Minerva Morgado, 18, has been participating in the protests ever since she found out that the student union was calling a strike on November 17. On that day she marched on the streets alongside her father Antonio, a factory worker at a paint company that does work for the naval industry. “I don’t understand why they want to take away their pay,” said Minerva, who is studying to become a hairdresser. This young woman is angry on two fronts: her father’s situation and the value-added tax (IVA) affecting hair salons, whose owners are also staging their own protests across Spain.

The Morgado family moved to Cádiz from the nearby province of Huelva five years ago. Antonio’s wife is out of a job after working in the services sector, which means that the family’s only income is the father’s monthly check of €1,200, with whatever else he makes from putting in extra hours. “I practically live at the shipyard, doing up to 120 extra hours a month in order to earn €2,100,” said the 47-year-old. “I never see my daughter, and I only see my wife because I sleep next to her.”

Antonio said he knows what’s going to happen next, because he’s seen it before. “The collective bargaining agreement will be signed, but not honored,” he said. “We are fighters, we need to pull out of this. But when we sign this, it will all be over.”

Lola: “The people of Cádiz support us because they’ve been through this”

Lola, 52, began her career as a clerical worker at the car parts supplier Delphi, and now she works for a company in the aeronautics industry. Lola is an assumed name: she declined to give her real name, or the name of her company, or to have her picture taken, out of fear of reprisals at work. And she was not the only interviewee to react this way.

Lola is one of the 2,000 workers who were sacked from Delphi when it went bankrupt in 2007, an event that few people around here have forgotten. That is why she believes that people are sympathetic to the current street demonstrations. “The media are covering this because of the altercations, otherwise...” she trailed off. “The people of Cádiz are supportive because they’ve been through this too many times before.”

Lola has seven siblings. Four moved away in search of jobs, one has a teaching position at a public school and another one is employed at a workshop where strikes have also been called.

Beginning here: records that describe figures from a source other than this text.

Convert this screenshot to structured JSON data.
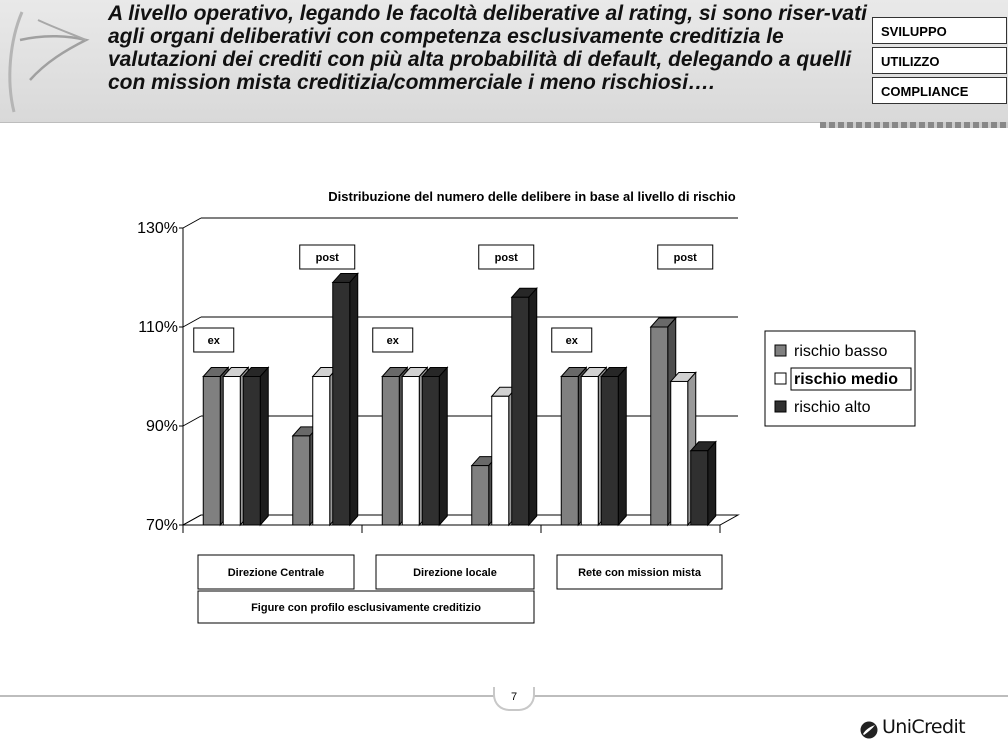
{
  "header": {
    "text": "A livello operativo, legando le facoltà deliberative al rating, si sono riser-vati agli organi deliberativi con competenza esclusivamente creditizia le valutazioni dei crediti con più alta probabilità di default, delegando a quelli con mission mista creditizia/commerciale i meno rischiosi….",
    "tabs": [
      "SVILUPPO",
      "UTILIZZO",
      "COMPLIANCE"
    ]
  },
  "chart_data": {
    "type": "bar",
    "title": "Distribuzione del numero delle delibere in base al livello di rischio",
    "categories": [
      "ex",
      "post",
      "ex",
      "post",
      "ex",
      "post"
    ],
    "ylim": [
      70,
      130
    ],
    "yticks": [
      "70%",
      "90%",
      "110%",
      "130%"
    ],
    "series": [
      {
        "name": "rischio basso",
        "color": "#808080",
        "values": [
          100,
          88,
          100,
          82,
          100,
          110
        ]
      },
      {
        "name": "rischio medio",
        "color": "#ffffff",
        "values": [
          100,
          100,
          100,
          96,
          100,
          99
        ]
      },
      {
        "name": "rischio alto",
        "color": "#303030",
        "values": [
          100,
          119,
          100,
          116,
          100,
          85
        ]
      }
    ],
    "group_labels": [
      "Direzione Centrale",
      "Direzione locale",
      "Rete con mission  mista"
    ],
    "super_label": "Figure con profilo esclusivamente creditizio",
    "legend": "right",
    "grid": true
  },
  "footer": {
    "page": "7",
    "brand": "UniCredit"
  },
  "colors": {
    "header_bg": "#dedede",
    "tab_border": "#333333"
  }
}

She brings home €1,300 after tax, while her husband, a metalworker, earns a similar amount. Lola is aware that hers is not a very high salary considering her age, and that is why she is no longer willing to yield. At the last negotiations, company representatives said they would backtrack on planned cuts, but Lola will not stop striking until the documents are signed – even though this means losing €180 for each of the days that she is not working. So far that’s nine days. “I was thinking about that the other day,” she said. “But it’s better not to.”

Manuel Posada: “I harbor the hope that people will stand up for their rights”

Manuel Posada, a machinist in the aeronaval sector in Cádiz.
Manuel Posada, a machinist in the aeronaval sector in Cádiz.Marcos Moreno

Manuel Posada, 30, grew up around the aeronautics sector, where his father used to work as well. He thought he was doing the right thing when he took a vocational training course in metal machining, which led to a job in the industry.

But now he’s not so sure about his career choice. “The metal sector is going from bad to worse with every passing day, I can see that, but what do we do? Go work at a bar or a hotel? People don’t want those jobs because they are not well paid,” he said. Posada has been with his company for six years, and only recently was offered a permanent contract. He earns a little over €1,000 after tax, nearly €250 less than some of his colleagues because his contract is newer and tied to a collective bargaining agreement with less favorable conditions.

“I am single and childless, and trying to move out of the family home, but with this salary and with apartment rental prices at €650 – and that’s for real dumps – where can I go?” he wondered.

Posada feels that people his age will relate to his own problems, even if they work in different sectors. “I harbor the hope that people will stand up for their rights and show the will to fight,” he said. “It’s needed right now, but let’s see what happens.”